Brought to you by WBIW News and Network Indiana
Last updated on Thursday, April 25, 2013
(LAWRENCEPORT) - Lawrence County highway crews were notified Tuesday afternoon after motorists reported there was a sinkhole that opened up on Lawrenceport and Stonington roads.
"All we can do is fill it in and hope for the best," says Highway Superintendent David Holmes. "There is just not a whole lot you can do when a sinkhole opens up."
Crews say, the hole was about a foot wide and two to three feet deep.
"They filled it with gravel and cold patch mix and pounded it in and cold patched it," Holmes says.
Terry West, a Purdue University professor of geological engineering says most Indiana residents don't need to worry about sinkholes like the deadly one that swallowed part of a home in Florida earlier this year. A man died after a large sinkhole opened up beneath his bedroom without any warning.
The Florida sinkhole was due to slow erosion of limestone bedrock. Though much of Central Indiana is safe from such sinkholes, the sudden events do threaten people who live on Indiana's Mitchell Plain, a stretch of limestone bedrock running south from Martinsville, through Bloomington and Bedford.
"That's where the limestones are exposed," he added. "They've had plenty of time to dissolve underground and then the surface can collapse and fall into the opening of the sinkhole."
Though homes are at risk in several states, there is little that can be done to avoid them.

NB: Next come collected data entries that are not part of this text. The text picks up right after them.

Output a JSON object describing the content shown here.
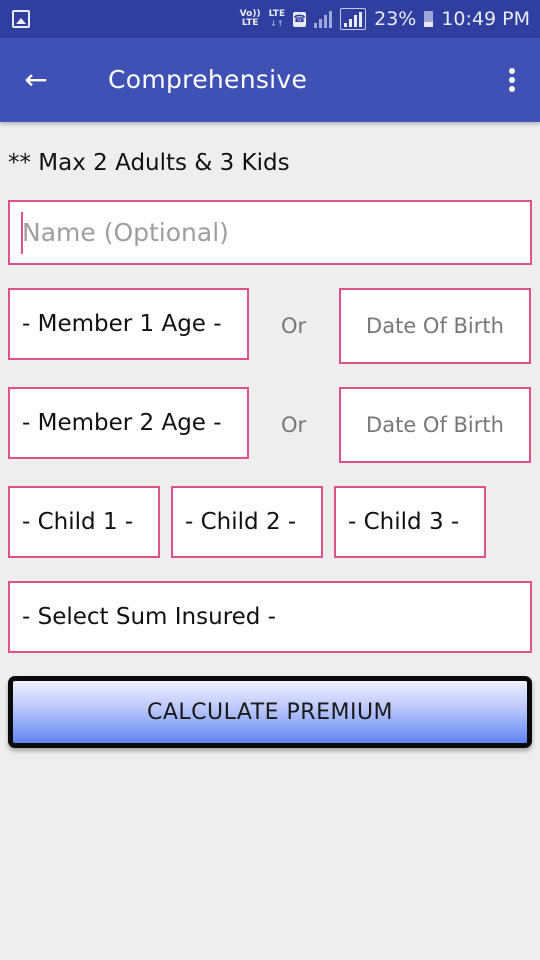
{
  "status_bar": {
    "left_icon": "gallery-icon",
    "volte_label_top": "Vo))",
    "volte_label_bottom": "LTE",
    "lte_label": "LTE",
    "lte_arrows": "↓↑",
    "phone_icon": "☎",
    "battery_percent": "23%",
    "time": "10:49 PM"
  },
  "app_bar": {
    "back_icon": "←",
    "title": "Comprehensive",
    "overflow_icon": "more-vert-icon"
  },
  "form": {
    "note": "** Max 2 Adults & 3 Kids",
    "name_placeholder": "Name (Optional)",
    "name_value": "",
    "member1_age": "- Member 1 Age -",
    "member2_age": "- Member 2 Age -",
    "or_label": "Or",
    "dob_placeholder": "Date Of Birth",
    "children": [
      "- Child 1 -",
      "- Child 2 -",
      "- Child 3 -"
    ],
    "sum_insured": "- Select Sum Insured -",
    "calculate_label": "CALCULATE PREMIUM"
  },
  "colors": {
    "status_bar": "#303f9f",
    "app_bar": "#3f51b5",
    "field_border": "#e0508a",
    "background": "#eeeeee"
  }
}
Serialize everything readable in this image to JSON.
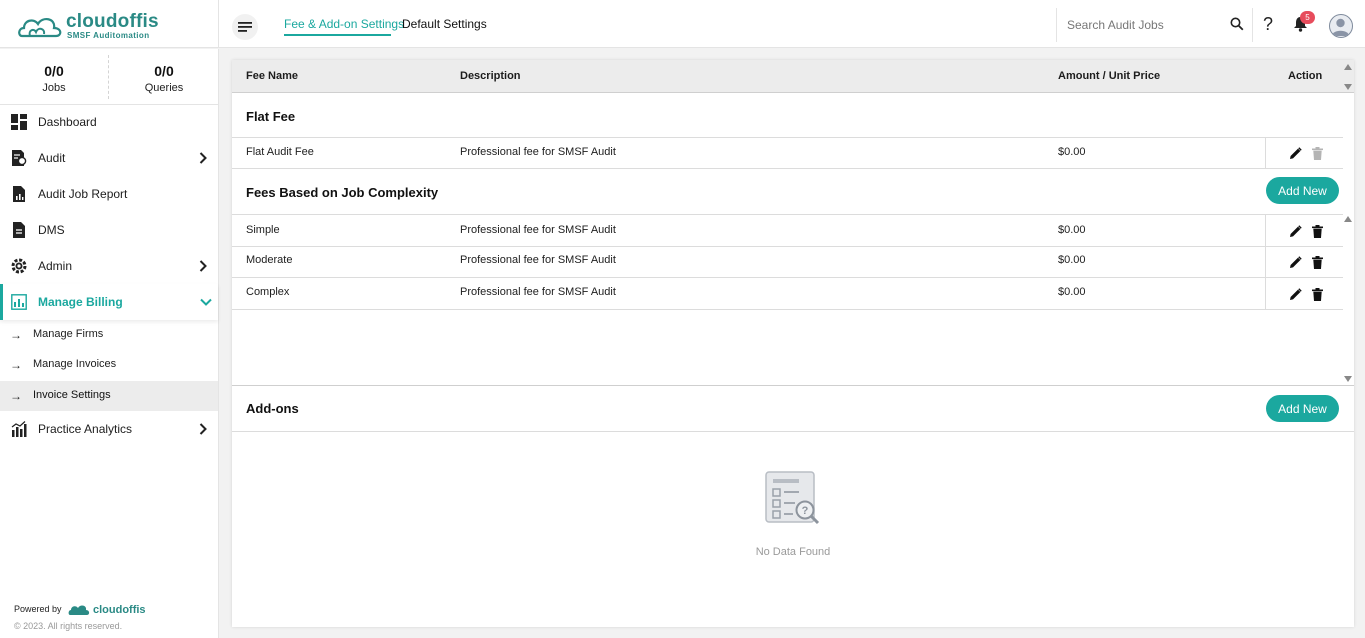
{
  "brand": {
    "name": "cloudoffis",
    "tagline": "SMSF Auditomation",
    "color": "#2a8a85"
  },
  "tabs": [
    {
      "label": "Fee & Add-on Settings",
      "active": true
    },
    {
      "label": "Default Settings",
      "active": false
    }
  ],
  "search": {
    "placeholder": "Search Audit Jobs",
    "value": ""
  },
  "header_icons": {
    "help": "?",
    "notification_count": "5"
  },
  "stats": [
    {
      "value": "0/0",
      "label": "Jobs"
    },
    {
      "value": "0/0",
      "label": "Queries"
    }
  ],
  "sidebar": {
    "items": [
      {
        "label": "Dashboard",
        "icon": "dashboard-icon"
      },
      {
        "label": "Audit",
        "icon": "audit-icon",
        "has_chevron": true
      },
      {
        "label": "Audit Job Report",
        "icon": "report-icon"
      },
      {
        "label": "DMS",
        "icon": "document-icon"
      },
      {
        "label": "Admin",
        "icon": "gear-icon",
        "has_chevron": true
      },
      {
        "label": "Manage Billing",
        "icon": "billing-icon",
        "expanded": true
      }
    ],
    "sub_items": [
      {
        "label": "Manage Firms"
      },
      {
        "label": "Manage Invoices"
      },
      {
        "label": "Invoice Settings",
        "active": true
      }
    ],
    "after": {
      "label": "Practice Analytics",
      "icon": "analytics-icon"
    },
    "powered_by": "Powered by",
    "powered_name": "cloudoffis",
    "copyright": "© 2023. All rights reserved."
  },
  "table": {
    "headers": {
      "fee_name": "Fee Name",
      "description": "Description",
      "amount": "Amount / Unit Price",
      "action": "Action"
    },
    "flat_fee": {
      "title": "Flat Fee",
      "rows": [
        {
          "name": "Flat Audit Fee",
          "description": "Professional fee for SMSF Audit",
          "amount": "$0.00"
        }
      ]
    },
    "complexity": {
      "title": "Fees Based on Job Complexity",
      "add_label": "Add New",
      "rows": [
        {
          "name": "Simple",
          "description": "Professional fee for SMSF Audit",
          "amount": "$0.00"
        },
        {
          "name": "Moderate",
          "description": "Professional fee for SMSF Audit",
          "amount": "$0.00"
        },
        {
          "name": "Complex",
          "description": "Professional fee for SMSF Audit",
          "amount": "$0.00"
        }
      ]
    },
    "addons": {
      "title": "Add-ons",
      "add_label": "Add New",
      "empty_text": "No Data Found"
    }
  },
  "colors": {
    "accent": "#1ba89f",
    "badge": "#e74c5c"
  }
}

"If you're in a limestone area then you have a possibility of it happening," West says. "But trying to guess where it's going to be located is not an easy thing to do."
Recent heavy rainfall has already led to extensive flooding across Central Indiana, but some are now concerned that the added pressure on storm sewers could lead to sinkholes.
Rainfall contributed to a massive sinkhole in Chicago last week, which swallowed three cars.
"Pretty scary when you looked at what the size of those holes were and the fact that you could fall into it," says West.
West has written extensively about sinkholes and says the increased rain creates the potential of similar events happening in Indiana.. Urban areas with aging pipes are always at risk when heavy rains put pressure on storm sewer systems, he added.
"If the storm sewer is very full, the velocity of the water tends to increase and can cause erosion," West says. "Then if you have any weak spots the sewer could actually collapse and you'd have a problem like they had in Chicago."
West believes urban development can contribute to sinkholes because irrigation systems and new wells lower the water table and open up empty pockets just beneath the surface.
Kent Erdahl of FOX59 news contributed to this story.